Please cut the FUD. No one is trying to move your dom0 into the cloud against your will or any nonsense like that. The Qubes OS Project has always been a user-first, security-first project. Nothing about that has changed. Spinning inane conspiracy theories about one of our own 4.5-year-old articles accomplishes nothing constructive. If doing right by users for over a decade hasn’t earned us any goodwill in your eyes, then nothing we say will dissuade you from assuming the worst.
Also: It’s open-source software, remember? No one can ever stop you from creating your own build that lets you do whatever you want.
Heck, you could even fork the entire project and call it “Non-Evil Qubes (NEQ)” if you’re convinced that the rest of us are trying to be evil. If your fork is the superior project, surely the majority of contributors would abandon the old one to join yours.
Already addressed misconceptions about Qubes Air in detail in this other thread:
I don’t think there is any point in asking the question in OP post for now as there is no active development of Qubes Air architecture. Right now it’s just the development of induvidual blocks like sys-gui that could be used for Qubes Air later. But as I can see there is no development of Qubes Air architecture going on and Qubes Air for now is just a general thoughts on the topic without any definitive development plan existing.
So nobody can tell right now what will be with dom0 in the future.
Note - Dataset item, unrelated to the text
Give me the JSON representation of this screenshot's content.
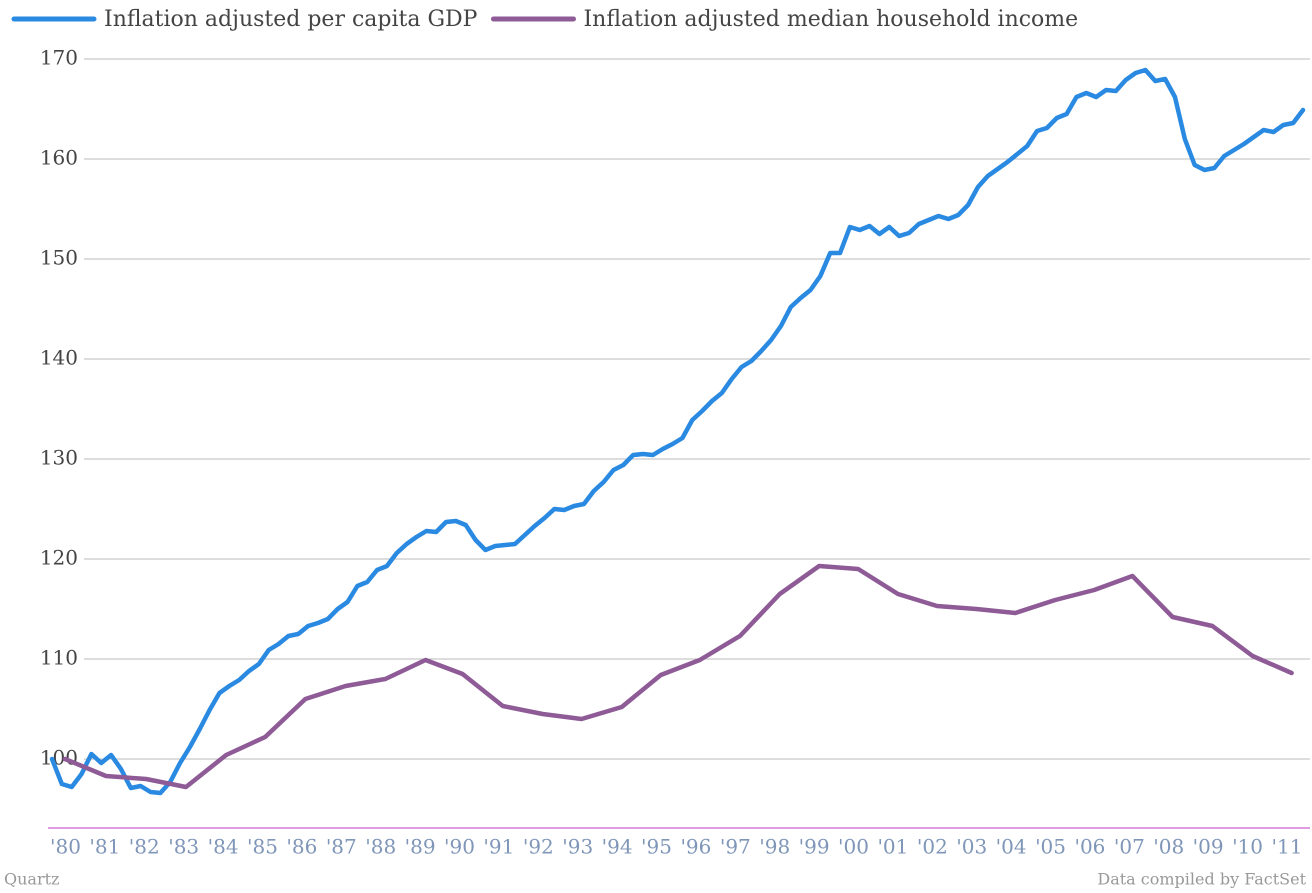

In the future it may have restricted functionality because of different reasons for example disabling some functionality for security reasons or just because developers didin’t have time yet to make interface to securely access some functionality in dom0 like it is with Xen and CPU cores temperature right now:
This is not what “control” means. Dom0 runs on your own computer and you still have full control over it, even though it’s not pure Linux. It’s just different software. It’s like saying that after installing Linux you do not have any control over your PC, because your are used to run Windows – totally missing the point.
Same about Qubes Air. You choose where dom0 (or whatever will replace it) runs and you have full control over its source code and running options, even if it runs something minimal, even if it runs in (your) cloud. It’s just a choice of the operating system. If Qubes OS 5.x becomes an OS that you don’t like, you are free to continue using 4.x, but it wouldn’t mean that you lost contol of it.
It is still a goal and I think discussing it is a good thing.